Brands that can align themselves with the values of this diverse generation will find much more success than those who cannot or refuse to recognize important issues such as equality and sustainability, and when it comes to this kind of branding, one company has so far beat all the rest, Nike. The U.S. retailer beats out its opponents by far, with 24% of teens citing it as their favorite brand in a Piper Jaffray survey. This can be attributed to the brand’s strong authentic messaging which has stayed consistent and relevant throughout the years and also its stance on important issues like equality and sustainability in fashion.

Value is also incredibly important to members of Generation Z. In a Business Insider survey, 60% of respondents cited price as the biggest factor in making a purchase. This characteristic makes Gen Zers unique in that they’re less likely to have strong brand loyalty and are more likely to purchase based on their needs and price. This is likely a result of Generation Z growing up watching their parents struggle economically throughout the recession, and these memories will likely shape how Gen Z shops for years to come.

In fact, we’ve already mentioned these restructurings in retail earlier when we talked about the upsurge in clothing rental and thrifting, but this search for value has also played out in different ways with the rise of fast fashion and also Gen Z consumers which search for value by purchasing products that may cost more but will last longer. Overall, it is important that your business is able to demonstrate how you can add authentic value for your customers.

While Amazon uses technology to create a unique experience, smaller businesses can still make innovations to appeal to Gen Z. Photo from Flickr user SounderBruce.

Generation Z Shops For The Experience

While many believed that Gen Z would kill brick-and-mortar retail, we’re in fact seeing quite the opposite. An A.T. Kearney study found that 81% of Generation Z respondents preferred shopping at retail stores, but that the reasons they shop are a bit different than that of other Generations, in that Gen Zers shop for the experience.

Often, being constantly connected to social media can feel overwhelming, forcing Generation Z to look for ways to disconnect such as shopping in-person. Over half of respondents to the Kearney study said that they use shopping as a way to disconnect from social media, but it’s important that businesses are able to provide value to these experiences because Generation Z members are also much more likely to not make a purchase after poor customer service and shopping experiences.

Since shopping is an experience for Generation Z, they want to walk into a store and feel like it was created for them. While larger companies like Amazon and retailers like Timberland are looking to technology to create catered experiences like contactless checkout and augmented reality try-on, smaller businesses can still look for ways to make the experience feel personalized. 
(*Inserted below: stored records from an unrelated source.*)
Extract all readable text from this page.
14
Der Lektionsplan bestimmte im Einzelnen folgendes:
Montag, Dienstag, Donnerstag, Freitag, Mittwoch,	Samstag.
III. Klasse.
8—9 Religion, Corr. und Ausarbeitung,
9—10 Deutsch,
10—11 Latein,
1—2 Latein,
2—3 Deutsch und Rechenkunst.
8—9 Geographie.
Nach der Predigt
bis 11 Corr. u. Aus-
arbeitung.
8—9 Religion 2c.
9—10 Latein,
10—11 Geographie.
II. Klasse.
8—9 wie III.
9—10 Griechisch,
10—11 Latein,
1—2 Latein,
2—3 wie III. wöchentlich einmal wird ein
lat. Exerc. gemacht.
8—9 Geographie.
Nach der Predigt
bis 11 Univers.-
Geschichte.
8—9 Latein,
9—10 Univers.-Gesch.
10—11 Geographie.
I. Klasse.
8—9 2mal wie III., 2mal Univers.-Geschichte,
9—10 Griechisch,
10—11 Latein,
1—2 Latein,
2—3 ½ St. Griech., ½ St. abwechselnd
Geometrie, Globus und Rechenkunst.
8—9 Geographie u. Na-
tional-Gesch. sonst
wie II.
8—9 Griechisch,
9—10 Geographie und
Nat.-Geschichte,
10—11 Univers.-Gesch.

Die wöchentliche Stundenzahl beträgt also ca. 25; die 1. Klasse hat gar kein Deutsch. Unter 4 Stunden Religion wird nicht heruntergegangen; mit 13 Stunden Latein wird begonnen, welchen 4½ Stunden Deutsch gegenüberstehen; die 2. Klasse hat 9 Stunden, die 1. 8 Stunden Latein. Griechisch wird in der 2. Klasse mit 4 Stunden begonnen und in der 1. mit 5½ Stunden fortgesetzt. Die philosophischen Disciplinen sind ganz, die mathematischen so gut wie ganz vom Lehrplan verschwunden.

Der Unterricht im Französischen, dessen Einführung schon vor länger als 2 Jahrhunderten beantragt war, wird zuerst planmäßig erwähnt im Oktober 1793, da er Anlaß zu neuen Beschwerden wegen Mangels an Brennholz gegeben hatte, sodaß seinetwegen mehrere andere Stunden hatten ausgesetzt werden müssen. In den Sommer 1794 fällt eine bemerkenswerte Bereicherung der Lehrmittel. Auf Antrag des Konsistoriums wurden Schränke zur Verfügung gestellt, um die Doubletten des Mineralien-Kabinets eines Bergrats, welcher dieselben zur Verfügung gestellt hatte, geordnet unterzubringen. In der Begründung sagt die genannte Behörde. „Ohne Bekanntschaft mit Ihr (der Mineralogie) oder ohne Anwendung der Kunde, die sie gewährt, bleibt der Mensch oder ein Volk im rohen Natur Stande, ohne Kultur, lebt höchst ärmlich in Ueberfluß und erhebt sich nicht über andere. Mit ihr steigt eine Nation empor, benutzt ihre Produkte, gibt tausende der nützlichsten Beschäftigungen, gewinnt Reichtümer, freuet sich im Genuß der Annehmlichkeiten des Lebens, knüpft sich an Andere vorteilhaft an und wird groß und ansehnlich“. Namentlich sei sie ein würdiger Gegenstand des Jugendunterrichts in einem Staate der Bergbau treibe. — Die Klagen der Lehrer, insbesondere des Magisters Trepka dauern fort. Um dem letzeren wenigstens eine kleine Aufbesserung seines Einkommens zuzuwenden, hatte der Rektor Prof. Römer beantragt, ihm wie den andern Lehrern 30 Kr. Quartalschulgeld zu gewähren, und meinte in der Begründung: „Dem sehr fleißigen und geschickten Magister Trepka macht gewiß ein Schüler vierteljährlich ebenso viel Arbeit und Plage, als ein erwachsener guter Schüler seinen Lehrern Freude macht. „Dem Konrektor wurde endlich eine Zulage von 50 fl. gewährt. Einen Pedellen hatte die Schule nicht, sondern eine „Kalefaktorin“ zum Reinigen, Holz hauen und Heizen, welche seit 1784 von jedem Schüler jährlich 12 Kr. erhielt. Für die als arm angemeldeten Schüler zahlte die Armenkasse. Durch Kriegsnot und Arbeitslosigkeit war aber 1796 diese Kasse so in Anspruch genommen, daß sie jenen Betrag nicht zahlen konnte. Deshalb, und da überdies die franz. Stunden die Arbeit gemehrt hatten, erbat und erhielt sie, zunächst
One way is to make sure your sales staff is top-notch and accessible. The A.T. Kearney survey noted that 62% of Gen Zers would rather have their questions answered by a store associate than by a display. This means that stores should look to have sales associates that are knowledgeable, authentic, and relatable to Gen Z. In addition, smaller businesses can also look to provide opportunities for Gen Zers to interact with their brand on social media and also in-store through events.

All in all, businesses will find success with Generation Z when they begin to understand how they’ve grown up, what they value, and how they like to shop. When your business begins to focus on these factors, you will start to see more love from the Zoomers than ever before, cementing your brand in the mind of consumers for years to come, and boosting your revenue too!